When Brazil tried to join the ranks of the world's diplomatic heavyweights, it did so loudly. In an attempt last year to convince the U.N. Security Council not to impose a third round of sanctions on Iran for refusing to freeze its uranium enrichment program, Brazil teamed up with Turkey to negotiate a nuclear fuel swap deal with Tehran. The maneuver failed: The council, under pressure from the U.S., U.K. and France, disregarded the agreement and went ahead with sanctions. It is perhaps no surprise, then, that when Dilma Rousseff took over as president of Brazil in January, she distanced her administration from Iran and warmed to the United States.
Nevertheless, despite the outcome of the mediation effort, Brazil's audacity had a lasting effect. "Brazil can no longer be accused of having too low a profile in world affairs," said former Foreign Minister Celso Amorim on May 16, at a talk hosted by the Americas Society. Now, Amorim says, "Brazil is accused of punching above its weight."

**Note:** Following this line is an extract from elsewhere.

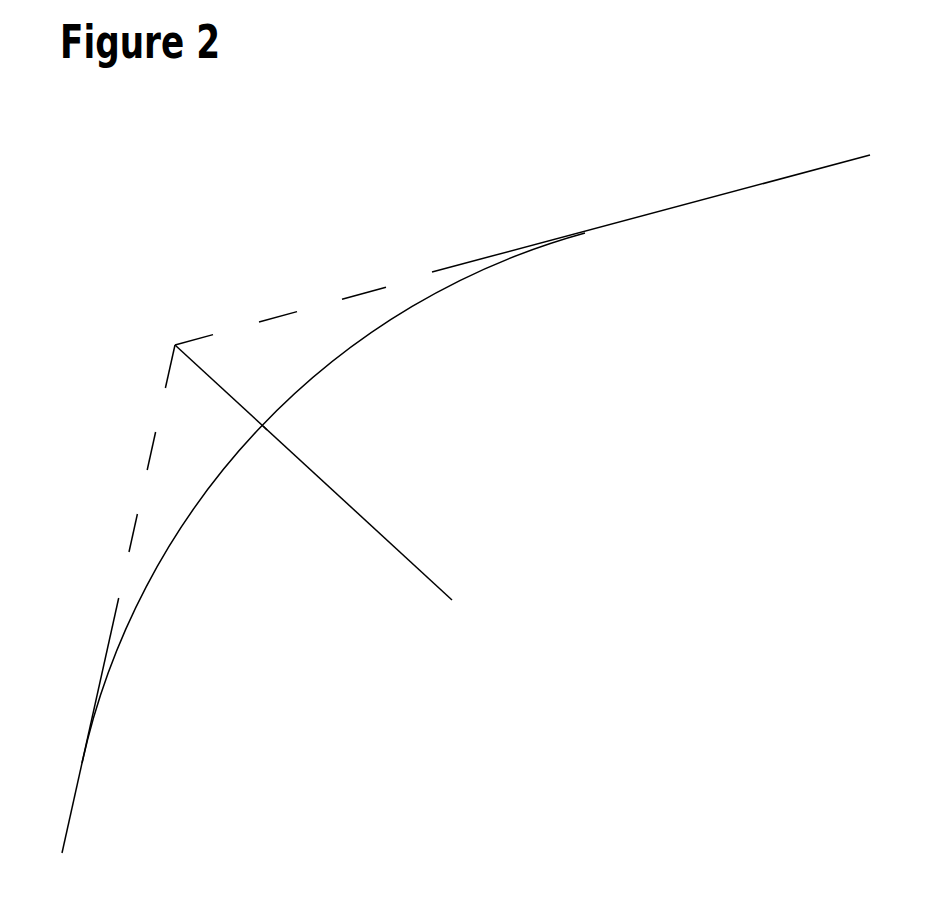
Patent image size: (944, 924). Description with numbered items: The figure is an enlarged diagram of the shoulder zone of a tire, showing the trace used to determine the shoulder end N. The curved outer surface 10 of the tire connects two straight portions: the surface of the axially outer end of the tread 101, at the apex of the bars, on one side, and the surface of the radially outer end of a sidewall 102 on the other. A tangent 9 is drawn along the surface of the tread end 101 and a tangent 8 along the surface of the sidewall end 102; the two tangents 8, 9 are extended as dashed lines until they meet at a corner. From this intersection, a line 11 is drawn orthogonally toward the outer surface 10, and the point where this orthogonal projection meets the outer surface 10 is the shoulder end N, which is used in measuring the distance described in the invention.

Brazil has become both strong enough and confident enough to play an active role on the world stage. But two of the country's leading foreign policy architects say Brazil remains focused on the more pragmatic task of cultivating relations with the developing world, particularly Latin America and Africa. That strategy, in turn, fuels Brazil's growing international clout. In an increasingly multipolar world, Brazil is emerging as a powerful voice representing the Global South in multilateral forums like the G-20, the World Trade Organization and discussions over greenhouse gas emissions.